Because we had Covid in this house. And I keep being vigilant, even though we were for almost two years and still this happened.

*fast forward*

I tested negative for the 'Rona on Thursday.  I admit that I was more nervous than I thought I would be.  Usually I am a Assume It's Fine human but in this world, right now, one can't just assume.

As instructed, I emailed the results to my doctor and she responded 

"Congratulations! What a relief!  Ugh this is all so terrible!"

Then I posted on the social media, this meme with the caption "Nice try, assassins. #getyourshot #noseriously"  Again, trying to low key make a little light of a heavy few weeks.  


There was only one comment, wanting to debate the vaccine but in a respectful way - other than we disagreed.  Only one person liked that comment, which surprised me a little.


  I replied with my opinion 

 This person is not good at reading social cues (for real) and continued.  Again respectfully, wrong still but he tried.



  I have a two comments rule when it comes to debating a sensitive topic, so I replied with the below subtle warning:




 He stopped, as intended and it's all good.  I don't mind respectful disagreement; I do mind mis-information.

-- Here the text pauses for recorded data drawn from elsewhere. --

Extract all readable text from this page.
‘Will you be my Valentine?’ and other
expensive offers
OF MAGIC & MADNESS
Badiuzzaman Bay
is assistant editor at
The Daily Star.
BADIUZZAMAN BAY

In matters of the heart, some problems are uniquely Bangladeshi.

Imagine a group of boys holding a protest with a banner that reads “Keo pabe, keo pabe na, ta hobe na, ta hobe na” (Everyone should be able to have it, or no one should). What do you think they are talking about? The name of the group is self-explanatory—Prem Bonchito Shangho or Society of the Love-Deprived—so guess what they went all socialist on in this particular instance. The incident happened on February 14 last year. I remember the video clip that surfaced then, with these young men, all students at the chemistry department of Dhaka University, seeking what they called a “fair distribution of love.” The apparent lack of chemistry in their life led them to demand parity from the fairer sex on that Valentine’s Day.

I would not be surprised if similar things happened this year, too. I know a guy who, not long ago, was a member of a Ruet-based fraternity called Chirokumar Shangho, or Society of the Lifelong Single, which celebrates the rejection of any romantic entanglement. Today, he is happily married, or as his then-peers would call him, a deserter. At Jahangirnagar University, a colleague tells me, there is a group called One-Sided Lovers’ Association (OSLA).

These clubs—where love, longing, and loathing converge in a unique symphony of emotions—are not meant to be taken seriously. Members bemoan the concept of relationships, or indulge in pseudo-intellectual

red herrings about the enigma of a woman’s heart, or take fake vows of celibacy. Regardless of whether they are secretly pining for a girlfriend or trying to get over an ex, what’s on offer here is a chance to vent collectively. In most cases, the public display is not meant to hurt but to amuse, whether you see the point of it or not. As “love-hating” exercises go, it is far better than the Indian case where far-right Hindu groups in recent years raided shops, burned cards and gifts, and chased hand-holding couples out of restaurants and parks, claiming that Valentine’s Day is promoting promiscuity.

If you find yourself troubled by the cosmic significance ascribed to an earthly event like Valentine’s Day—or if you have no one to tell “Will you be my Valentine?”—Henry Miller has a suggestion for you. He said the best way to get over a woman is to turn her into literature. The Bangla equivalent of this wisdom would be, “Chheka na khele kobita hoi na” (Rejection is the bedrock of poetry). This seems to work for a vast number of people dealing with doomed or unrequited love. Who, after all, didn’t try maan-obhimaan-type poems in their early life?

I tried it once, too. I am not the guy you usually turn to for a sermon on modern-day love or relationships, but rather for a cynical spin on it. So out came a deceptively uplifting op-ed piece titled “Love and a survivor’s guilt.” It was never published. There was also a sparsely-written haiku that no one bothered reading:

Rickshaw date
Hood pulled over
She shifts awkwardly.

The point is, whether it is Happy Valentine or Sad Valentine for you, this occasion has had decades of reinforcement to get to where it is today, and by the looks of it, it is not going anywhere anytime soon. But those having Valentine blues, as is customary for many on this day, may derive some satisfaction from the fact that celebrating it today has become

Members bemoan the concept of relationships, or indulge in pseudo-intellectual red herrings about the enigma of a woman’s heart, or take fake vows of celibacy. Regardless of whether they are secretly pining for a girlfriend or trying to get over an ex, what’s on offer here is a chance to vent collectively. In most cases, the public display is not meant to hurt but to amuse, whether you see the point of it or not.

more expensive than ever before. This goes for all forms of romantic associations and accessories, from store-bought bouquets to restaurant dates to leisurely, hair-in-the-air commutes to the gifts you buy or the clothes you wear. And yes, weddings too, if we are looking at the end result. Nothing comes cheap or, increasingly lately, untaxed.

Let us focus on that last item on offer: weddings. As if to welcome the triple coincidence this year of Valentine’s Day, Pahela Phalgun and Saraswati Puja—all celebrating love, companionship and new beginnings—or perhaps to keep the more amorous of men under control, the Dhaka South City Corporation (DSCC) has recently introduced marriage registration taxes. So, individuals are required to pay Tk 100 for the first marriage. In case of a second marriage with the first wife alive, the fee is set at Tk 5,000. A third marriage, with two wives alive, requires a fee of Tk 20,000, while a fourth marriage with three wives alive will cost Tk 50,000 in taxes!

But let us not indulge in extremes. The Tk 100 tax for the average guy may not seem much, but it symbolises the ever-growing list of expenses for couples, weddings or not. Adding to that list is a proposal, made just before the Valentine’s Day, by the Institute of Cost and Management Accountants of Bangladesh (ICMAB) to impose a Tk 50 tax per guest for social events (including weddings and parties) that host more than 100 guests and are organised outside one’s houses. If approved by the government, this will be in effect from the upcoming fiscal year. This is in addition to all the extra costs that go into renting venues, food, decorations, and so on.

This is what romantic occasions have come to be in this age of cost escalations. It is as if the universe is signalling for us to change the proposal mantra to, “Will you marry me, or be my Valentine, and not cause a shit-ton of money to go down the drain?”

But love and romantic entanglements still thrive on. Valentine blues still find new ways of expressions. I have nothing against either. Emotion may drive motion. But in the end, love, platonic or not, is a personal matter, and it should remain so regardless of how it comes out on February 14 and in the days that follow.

So now, two days later he's chatting with Kevin.  The cough started and he commented with concern.  Kevin explained how easy it is to get and keep a cough; walking through the whole sick, diagnosis, treatment, recovery process.  The friend was surprised and amazed.  Now, perhaps, he has a little more understanding about where we are coming from.  And how important vaccines are for the world around you and not just you.  

To quote the internet: I'm pretty tired of being part of a historical event.  I'm thankful that he was just a number in the diagnosis column and not the fatality column.  We're both planning on getting the booster shot.  

Because we had Covid in this house. And we keep being vigilant.